Frozen Embryo Transfer
The “Natural Method” relies on the woman’s ability to produce her own egg which leads to the natural production of the female hormone oestrogen vital for building up the endometrial lining necessary for implantation. For women who do not produce egg naturally, as with Polycystic Ovaries (PCO), a small dose of stimulatory hormones may be required.”Artificial Method” is reserved for women who have a lot of difficulty in producing their own eggs as with severe PCO. Oestrogen tablest are then used to develop the endometrium lining rather than relying on the woman’s natural hormones.
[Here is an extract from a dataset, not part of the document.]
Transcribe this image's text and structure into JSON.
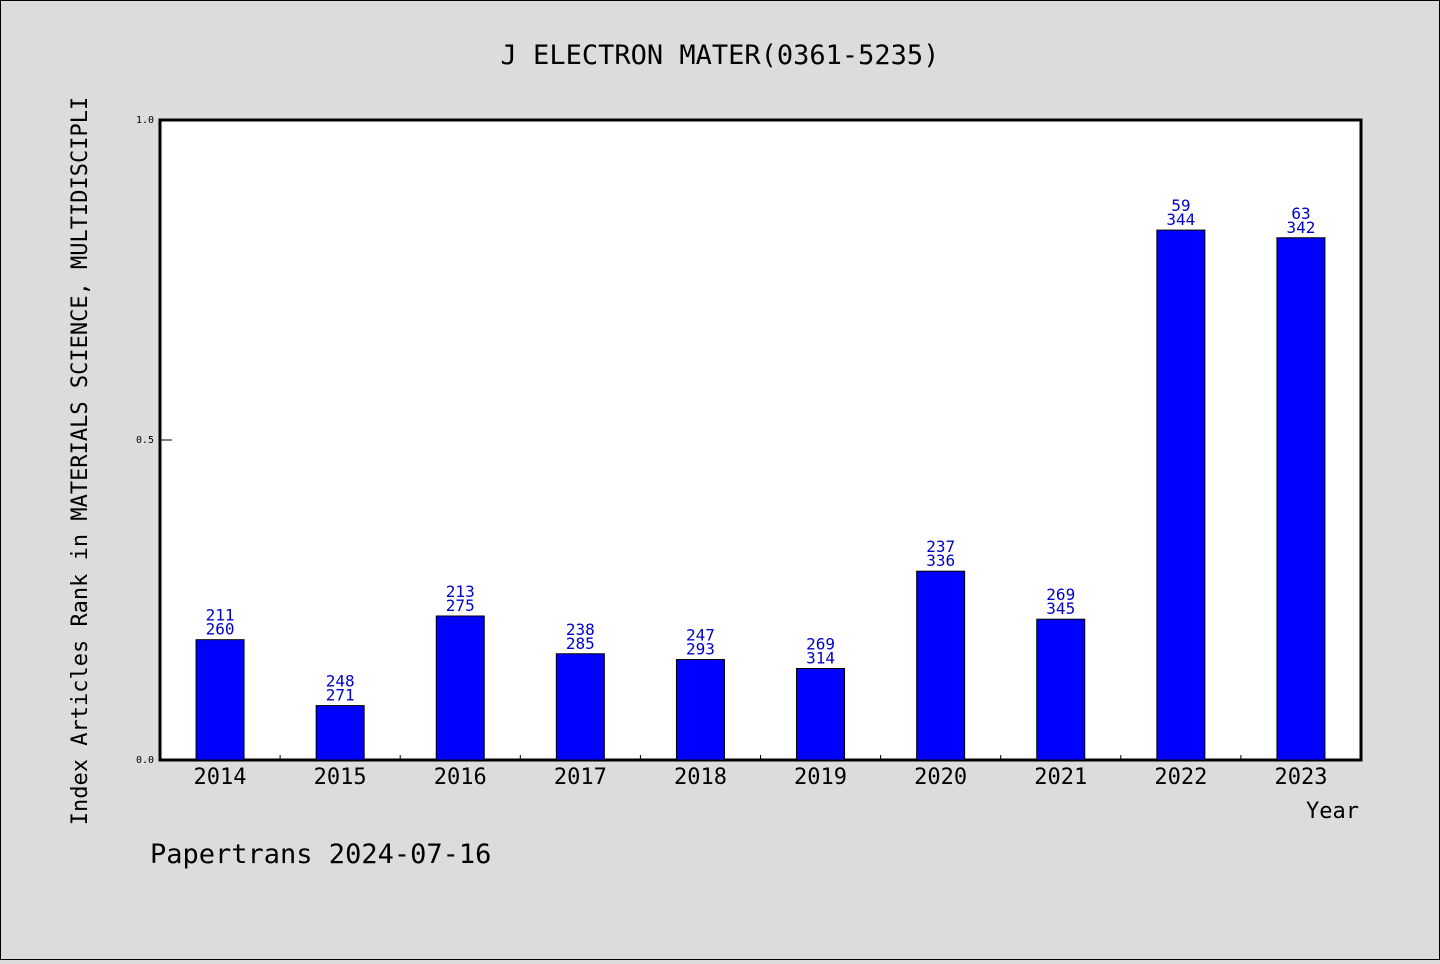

Monitoring for FET is by transvaginal ultrasound scanning and/or using ovulation prediction test. Once the ovulation is detected, the frozen embryos are replaced 2 – 3 days later. On the day of embryo transfer, frozen embryos will be removed from the liquid nitrogen storage tank and thawed to resume its bioactivity. Embryo quality will be assessed after the thawing process and only embryo with good survival rate which indicated with at least 75% intact blastomeres will be chosen for transfer. The embryo transfer procedure for frozen-thawed embryos is as in a conventional embryo transfer. After embryo transfer, patient will be given progesterone hormone pessaries to support the endometrium lining. Success Rate (Pregnancy Rate) with Embryo Cryopreservation.
Embryos can be frozen at various development stages, the 2PN stage, the 4-cell stage, the 8-cell stage or the blastocyst stage. Of all these stages, only 4-cell stage embryo cryopreservation technique is well established and most successful. Only embryo survives the rigorous freeze / thaw process with at least 75% intact blastomeres has great chance to produce pregnancy.